Python Scrapy issue

Hey everyone. I have an issue with the Python library Scrapy, to scrape glassdoor.com

I get the users location and job, and that works great. However, the issue I have is scraping the “Job Count” number. As an example: “https://www.glassdoor.com/Job/jobs.htm?sc.keyword=web%20developer&locT=C&locId=1147070&locKeyword=Coachella,%20CA&srs=RECENT_SEARCHES

The job count number here is listed as “10 jobs”, however every time I try and scrap this, it will give me a different number each time. It changes between 6 to 10. I tried adding a delay to the scrap, thinking it might be because the value is generated from a JS script. However the delay did not solve it.

I just get the number from the response.css =

job_count =response.css(“p.jobsCount::text”).extract()

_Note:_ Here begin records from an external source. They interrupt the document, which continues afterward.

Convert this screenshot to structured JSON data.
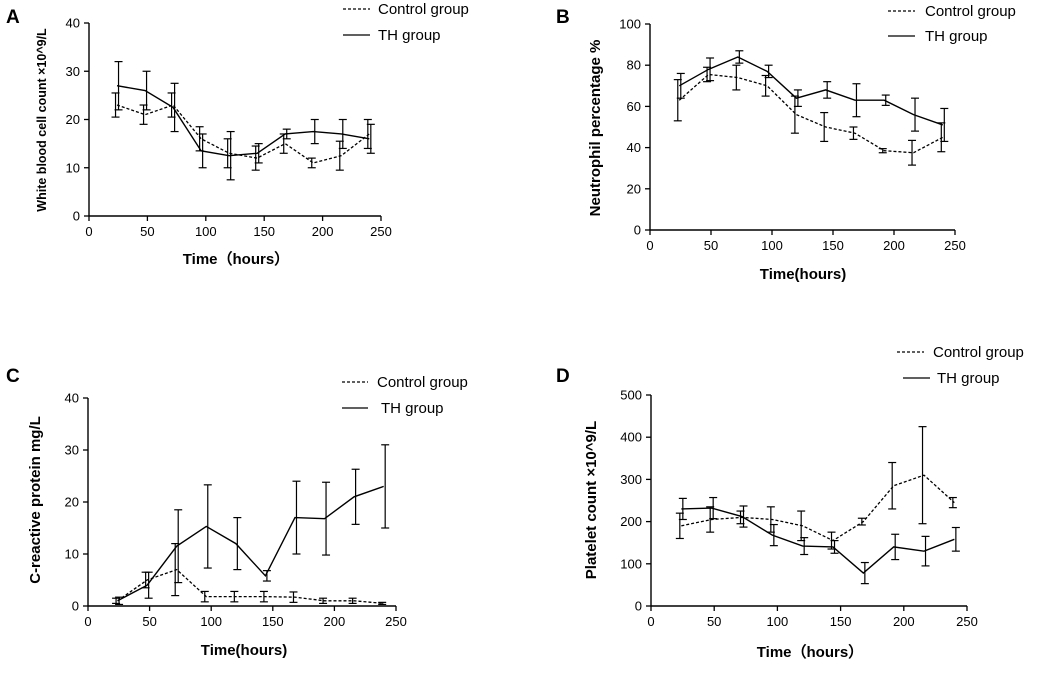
{
  "legend": {
    "control": "Control group",
    "th": "TH group"
  },
  "chart_data": [
    {
      "type": "line",
      "panel_label": "A",
      "xlabel": "Time（hours）",
      "ylabel": "White blood cell count ×10^9/L",
      "xlim": [
        0,
        250
      ],
      "ylim": [
        0,
        40
      ],
      "xticks": [
        0,
        50,
        100,
        150,
        200,
        250
      ],
      "yticks": [
        0,
        10,
        20,
        30,
        40
      ],
      "x": [
        24,
        48,
        72,
        96,
        120,
        144,
        168,
        192,
        216,
        240
      ],
      "series": [
        {
          "name": "Control group",
          "style": "dashed",
          "values": [
            23,
            21,
            23,
            16,
            13,
            12,
            15,
            11,
            12.5,
            17
          ],
          "err": [
            2.5,
            2,
            2.5,
            2.5,
            3,
            2.5,
            2,
            1,
            3,
            3
          ]
        },
        {
          "name": "TH group",
          "style": "solid",
          "values": [
            27,
            26,
            22.5,
            13.5,
            12.5,
            13,
            17,
            17.5,
            17,
            16
          ],
          "err": [
            5,
            4,
            5,
            3.5,
            5,
            2,
            1,
            2.5,
            3,
            3
          ]
        }
      ]
    },
    {
      "type": "line",
      "panel_label": "B",
      "xlabel": "Time(hours)",
      "ylabel": "Neutrophil percentage %",
      "xlim": [
        0,
        250
      ],
      "ylim": [
        0,
        100
      ],
      "xticks": [
        0,
        50,
        100,
        150,
        200,
        250
      ],
      "yticks": [
        0,
        20,
        40,
        60,
        80,
        100
      ],
      "x": [
        24,
        48,
        72,
        96,
        120,
        144,
        168,
        192,
        216,
        240
      ],
      "series": [
        {
          "name": "Control group",
          "style": "dashed",
          "values": [
            63,
            75.5,
            74,
            70,
            56,
            50,
            47,
            38.5,
            37.5,
            45
          ],
          "err": [
            10,
            3.5,
            6,
            5,
            9,
            7,
            3,
            1,
            6,
            7
          ]
        },
        {
          "name": "TH group",
          "style": "solid",
          "values": [
            70,
            78,
            84,
            77,
            64,
            68,
            63,
            63,
            56,
            51
          ],
          "err": [
            6,
            5.5,
            3,
            3,
            4,
            4,
            8,
            2.5,
            8,
            8
          ]
        }
      ]
    },
    {
      "type": "line",
      "panel_label": "C",
      "xlabel": "Time(hours)",
      "ylabel": "C-reactive protein  mg/L",
      "xlim": [
        0,
        250
      ],
      "ylim": [
        0,
        40
      ],
      "xticks": [
        0,
        50,
        100,
        150,
        200,
        250
      ],
      "yticks": [
        0,
        10,
        20,
        30,
        40
      ],
      "x": [
        24,
        48,
        72,
        96,
        120,
        144,
        168,
        192,
        216,
        240
      ],
      "series": [
        {
          "name": "Control group",
          "style": "dashed",
          "values": [
            1,
            5,
            7,
            1.8,
            1.8,
            1.8,
            1.7,
            1,
            1,
            0.5
          ],
          "err": [
            0.5,
            1.5,
            5,
            1,
            1,
            1,
            1,
            0.5,
            0.5,
            0.2
          ]
        },
        {
          "name": "TH group",
          "style": "solid",
          "values": [
            1,
            4,
            11.5,
            15.3,
            12,
            5.8,
            17,
            16.8,
            21,
            23
          ],
          "err": [
            0.7,
            2.5,
            7,
            8,
            5,
            1,
            7,
            7,
            5.3,
            8
          ]
        }
      ]
    },
    {
      "type": "line",
      "panel_label": "D",
      "xlabel": "Time（hours）",
      "ylabel": "Platelet count ×10^9/L",
      "xlim": [
        0,
        250
      ],
      "ylim": [
        0,
        500
      ],
      "xticks": [
        0,
        50,
        100,
        150,
        200,
        250
      ],
      "yticks": [
        0,
        100,
        200,
        300,
        400,
        500
      ],
      "x": [
        24,
        48,
        72,
        96,
        120,
        144,
        168,
        192,
        216,
        240
      ],
      "series": [
        {
          "name": "Control group",
          "style": "dashed",
          "values": [
            190,
            205,
            210,
            205,
            190,
            155,
            200,
            285,
            310,
            245
          ],
          "err": [
            30,
            30,
            15,
            30,
            35,
            20,
            8,
            55,
            115,
            12
          ]
        },
        {
          "name": "TH group",
          "style": "solid",
          "values": [
            230,
            232,
            212,
            168,
            142,
            140,
            78,
            140,
            130,
            158
          ],
          "err": [
            25,
            25,
            25,
            25,
            20,
            15,
            25,
            30,
            35,
            28
          ]
        }
      ]
    }
  ]
}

Does anyone have any idea, or can point me in the right direction? I’m running out of ideas to try :x

You want to not scrape
https://www.glassdoor.com/about/terms.htm


You agree that you will not:

  • Introduce software or automated agents to Glassdoor, or access Glassdoor so as to produce multiple accounts, generate automated messages, or to scrape, strip or mine data from Glassdoor without our express written permission;

You want to use the API
https://www.glassdoor.com/developer/index.htm

3 Likes

Ahh damn.

The only thing with that API is that they don’t accept any requests to get the API key. So I guess I’m kinda outta luck with glassdoor

This topic was automatically closed 91 days after the last reply. New replies are no longer allowed.